The eternal return of the solar savior is not just a religious myth—it is a mirror of the enduring human hope that after every night comes dawn, after every fall comes rising, and after every death, a possibility of rebirth. In this, the solar messiah lives on—not confined to any one culture or doctrine, but as a timeless symbol of humanity’s deepest longing for light, life, and liberation. The spirituality of the Torah, Bhagavad Gita, the Holy Bible, the Noble Quran and literature of other religions is absolutely in no doubt; they are indubitably, Books of Life. However, man must study them with his intellect switched on in order to discard the numerous fairytales and authorial biases. This thawed state of mind enables the true seeker to burrow beneath the narratives and unearth the deep meanings that are obfuscated in allegories, parables, metaphors and other “dark sayings”.

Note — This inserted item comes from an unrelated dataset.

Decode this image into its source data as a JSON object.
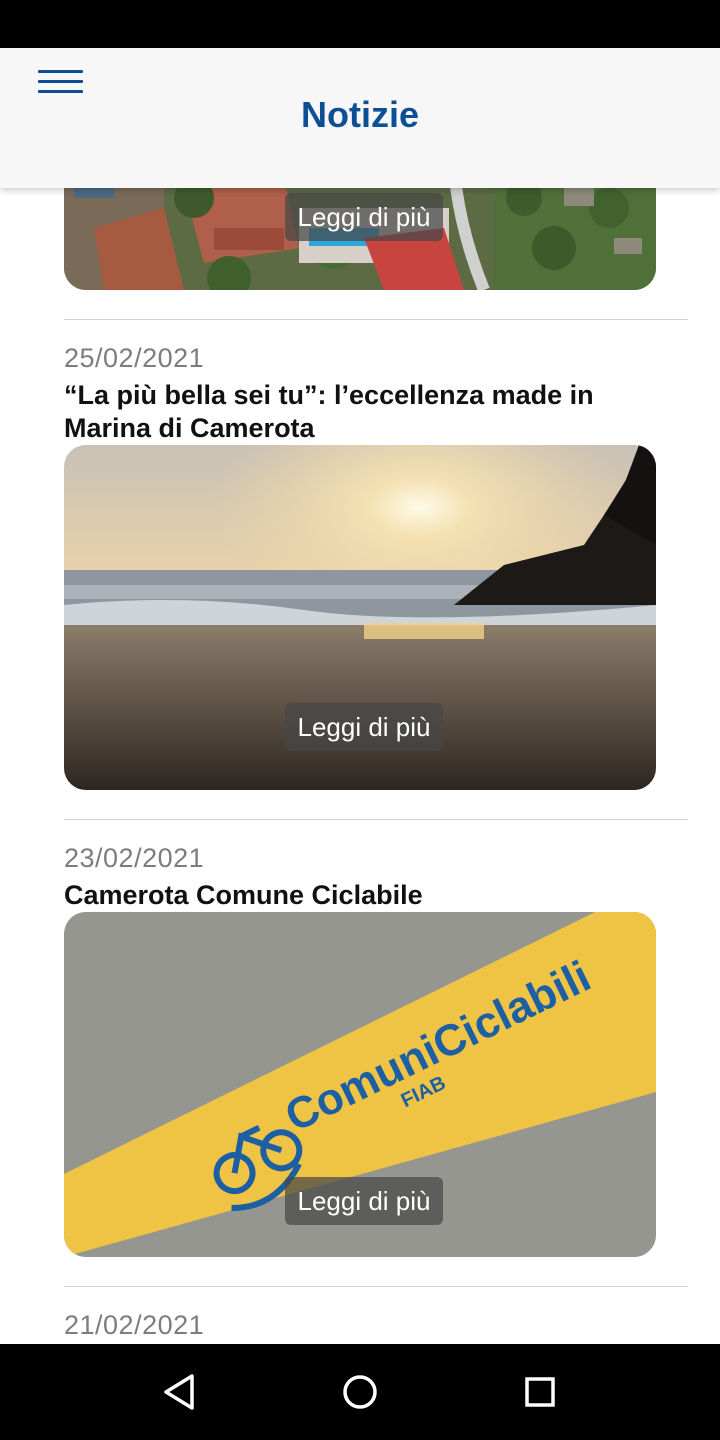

 Humanity should realise that regardless of geology and ideology, we share the same biology; therefore, we should jettison the mind control beliefs in vicarious remission of sins, the promise of multiple voluptuous virgins etc. and work towards the brotherhood of man. Imagine a world without the divisive and destructive doctrines of institutional religion; where there is nothing to kill or die for; a world where people do to others as they wish others do unto them; where humanity returns to pre-Babelian linguistic singularity or communicates by telepathy; a world that eschews greed and men look out for each others’ need; a world in which global cohesion is such that the races (Black, Red, Yellow, and White) coalesce into one colour and humanity becomes a race of tan.    Utopian? It is realizable if only man embraces the consciousness of the Divine, devoid of the man-made doctrines of institutional religion. That would be the Biblical Land of Canaan and St. Augustine’s City of God, which is governed by King Solomon’s “the righteous” and Plato’s “philosopher king”.